The market is exuberant from all the deals TARM has recently completed. Once investors take a deeper look into the numbers, they will realize that all these deals have done is highlight exactly how overvalued TARM is. Once this occurs, the share price will likely fall substantially.


TARM is strapped for cash. It defaulted on an equipment capital lease in Q1’11 and had to return the equipment. It has raised some cash since, but has even more expenses coming up. Once investors realize the true value of TARM, it won’t be able to continue raising cash by issuing shares. This would be disastrous for TARM.


Risks


The charade could last longer and insiders can keep fooling investors into buying more shares in private placements.


It’s difficult to find shares to borrow and you could be forced to buy back borrowed shares at higher prices.


Summary


TARM is grossly overvalued due to a very aggressive IR campaign that the company has been paying for with stock. Thanks to recent deals, TARM’s properties are easy to value and its shares should fall more than 82% to less than $0.31 after the market realizes the true value of the company.


Disclosure: I am short TARM.OB.


Disclaimer: This article is intended for informational purposes only and you, the reader should not make any financial, investment, or trading decisions based upon the author’s commentary.
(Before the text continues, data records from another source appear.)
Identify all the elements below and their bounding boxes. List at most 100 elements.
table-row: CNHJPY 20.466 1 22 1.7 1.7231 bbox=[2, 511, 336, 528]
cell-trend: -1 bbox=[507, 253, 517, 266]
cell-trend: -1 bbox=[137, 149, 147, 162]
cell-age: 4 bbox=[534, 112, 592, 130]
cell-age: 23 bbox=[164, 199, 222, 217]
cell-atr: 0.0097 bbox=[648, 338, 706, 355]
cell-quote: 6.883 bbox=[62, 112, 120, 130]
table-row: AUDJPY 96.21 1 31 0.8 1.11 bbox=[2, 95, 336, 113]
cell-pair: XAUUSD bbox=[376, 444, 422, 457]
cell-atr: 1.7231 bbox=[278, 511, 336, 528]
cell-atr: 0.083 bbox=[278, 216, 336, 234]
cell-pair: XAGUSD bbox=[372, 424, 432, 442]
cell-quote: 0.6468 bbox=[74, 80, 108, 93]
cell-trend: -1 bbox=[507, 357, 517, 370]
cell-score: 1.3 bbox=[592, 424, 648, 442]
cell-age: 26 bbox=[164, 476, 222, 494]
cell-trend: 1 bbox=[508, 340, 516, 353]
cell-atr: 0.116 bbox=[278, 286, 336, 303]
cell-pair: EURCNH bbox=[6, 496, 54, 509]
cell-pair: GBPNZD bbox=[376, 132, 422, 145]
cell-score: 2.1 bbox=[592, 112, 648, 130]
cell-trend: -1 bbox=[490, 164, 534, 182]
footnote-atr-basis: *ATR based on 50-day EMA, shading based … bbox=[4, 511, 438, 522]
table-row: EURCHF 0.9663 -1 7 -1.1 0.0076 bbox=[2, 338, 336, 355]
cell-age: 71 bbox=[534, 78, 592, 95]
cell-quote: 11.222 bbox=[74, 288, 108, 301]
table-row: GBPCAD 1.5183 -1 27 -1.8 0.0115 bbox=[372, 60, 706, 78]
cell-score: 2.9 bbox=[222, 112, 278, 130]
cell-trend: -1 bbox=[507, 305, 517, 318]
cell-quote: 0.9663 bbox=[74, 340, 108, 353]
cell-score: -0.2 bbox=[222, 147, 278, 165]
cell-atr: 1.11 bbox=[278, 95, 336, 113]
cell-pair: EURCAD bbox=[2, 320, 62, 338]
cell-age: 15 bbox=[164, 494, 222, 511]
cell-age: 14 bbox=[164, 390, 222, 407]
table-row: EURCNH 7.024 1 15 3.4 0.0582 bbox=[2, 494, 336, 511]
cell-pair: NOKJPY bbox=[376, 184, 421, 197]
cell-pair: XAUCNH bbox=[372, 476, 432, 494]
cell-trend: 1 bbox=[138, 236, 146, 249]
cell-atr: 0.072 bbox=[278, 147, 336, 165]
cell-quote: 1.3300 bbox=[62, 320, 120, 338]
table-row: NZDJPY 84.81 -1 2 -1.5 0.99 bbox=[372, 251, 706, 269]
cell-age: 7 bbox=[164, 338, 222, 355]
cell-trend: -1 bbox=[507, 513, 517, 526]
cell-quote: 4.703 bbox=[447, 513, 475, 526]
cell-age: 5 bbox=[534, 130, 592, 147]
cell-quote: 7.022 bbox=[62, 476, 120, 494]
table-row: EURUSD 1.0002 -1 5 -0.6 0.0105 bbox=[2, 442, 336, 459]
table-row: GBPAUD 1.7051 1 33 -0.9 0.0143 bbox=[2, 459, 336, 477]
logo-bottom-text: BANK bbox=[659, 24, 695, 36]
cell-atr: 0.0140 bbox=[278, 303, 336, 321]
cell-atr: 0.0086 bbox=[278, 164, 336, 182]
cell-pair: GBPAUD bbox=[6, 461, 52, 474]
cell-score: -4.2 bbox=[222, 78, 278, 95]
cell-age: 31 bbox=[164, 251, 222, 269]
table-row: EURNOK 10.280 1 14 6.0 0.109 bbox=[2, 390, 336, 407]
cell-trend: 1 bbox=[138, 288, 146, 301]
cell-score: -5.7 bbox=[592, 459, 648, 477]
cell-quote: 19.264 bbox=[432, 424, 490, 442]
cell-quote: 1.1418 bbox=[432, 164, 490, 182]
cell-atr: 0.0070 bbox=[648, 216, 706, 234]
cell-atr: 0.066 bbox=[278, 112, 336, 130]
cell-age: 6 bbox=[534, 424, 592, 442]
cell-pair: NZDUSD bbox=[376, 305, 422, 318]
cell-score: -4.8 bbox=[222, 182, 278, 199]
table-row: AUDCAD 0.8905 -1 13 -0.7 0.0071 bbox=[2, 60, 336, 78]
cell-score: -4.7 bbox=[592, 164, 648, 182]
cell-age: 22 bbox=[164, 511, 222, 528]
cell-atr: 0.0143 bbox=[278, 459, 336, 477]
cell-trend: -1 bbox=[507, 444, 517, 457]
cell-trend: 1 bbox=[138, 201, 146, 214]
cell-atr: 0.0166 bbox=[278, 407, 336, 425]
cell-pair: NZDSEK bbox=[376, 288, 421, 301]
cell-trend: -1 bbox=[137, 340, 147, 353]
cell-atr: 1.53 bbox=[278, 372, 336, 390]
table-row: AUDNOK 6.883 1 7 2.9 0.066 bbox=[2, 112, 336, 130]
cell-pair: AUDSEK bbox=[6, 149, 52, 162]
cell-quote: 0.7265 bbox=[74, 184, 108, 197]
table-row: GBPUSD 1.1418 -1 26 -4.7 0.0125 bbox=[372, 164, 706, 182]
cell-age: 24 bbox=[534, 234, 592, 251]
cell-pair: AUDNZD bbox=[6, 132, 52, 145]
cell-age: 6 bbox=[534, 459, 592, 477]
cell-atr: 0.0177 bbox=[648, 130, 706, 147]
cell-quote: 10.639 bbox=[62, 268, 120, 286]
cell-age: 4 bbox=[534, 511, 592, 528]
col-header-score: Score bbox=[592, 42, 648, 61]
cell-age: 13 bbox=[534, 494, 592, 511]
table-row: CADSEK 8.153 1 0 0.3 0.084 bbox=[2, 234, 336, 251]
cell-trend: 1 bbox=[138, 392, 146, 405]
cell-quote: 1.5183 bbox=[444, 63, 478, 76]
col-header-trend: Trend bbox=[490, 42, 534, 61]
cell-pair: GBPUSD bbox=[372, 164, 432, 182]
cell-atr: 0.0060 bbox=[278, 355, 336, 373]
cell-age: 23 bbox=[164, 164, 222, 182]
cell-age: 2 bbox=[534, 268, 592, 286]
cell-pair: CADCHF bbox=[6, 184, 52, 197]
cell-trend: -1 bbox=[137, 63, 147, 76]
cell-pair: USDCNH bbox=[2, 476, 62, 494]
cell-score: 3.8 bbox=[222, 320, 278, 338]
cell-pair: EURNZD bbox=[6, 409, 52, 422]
Although the information set forth above has been obtained or derived from sources believed to be reliable, the author does not make any representation or warranty, express or implied, as to the information’s accuracy or completeness, nor does the author recommend that the above information serve as the basis of any investment decision. Before investing in a security, readers should carefully consider their financial position and risk tolerance to determine if such a stock selection is appropriate.


At any time, the author of this article may trade in or out of any securities that are mentioned in the article as long or short positions in his own personal portfolio or in client portfolios that he manages without disclosing this information. At the time this article was published, the author was holding a short position in TARM.OB either in his personal account or in accounts that he managed for others.


THIS ARTICLE IS NOT A RECOMMENDATION TO BUY OR SELL ANY SECURITIES MENTIONED. THE AUTHOR ACCEPTS NO LIABILITY FOR HOW READERS MAY CHOOSE TO UTILIZE THE INFORMATION PRESENTED ABOVE.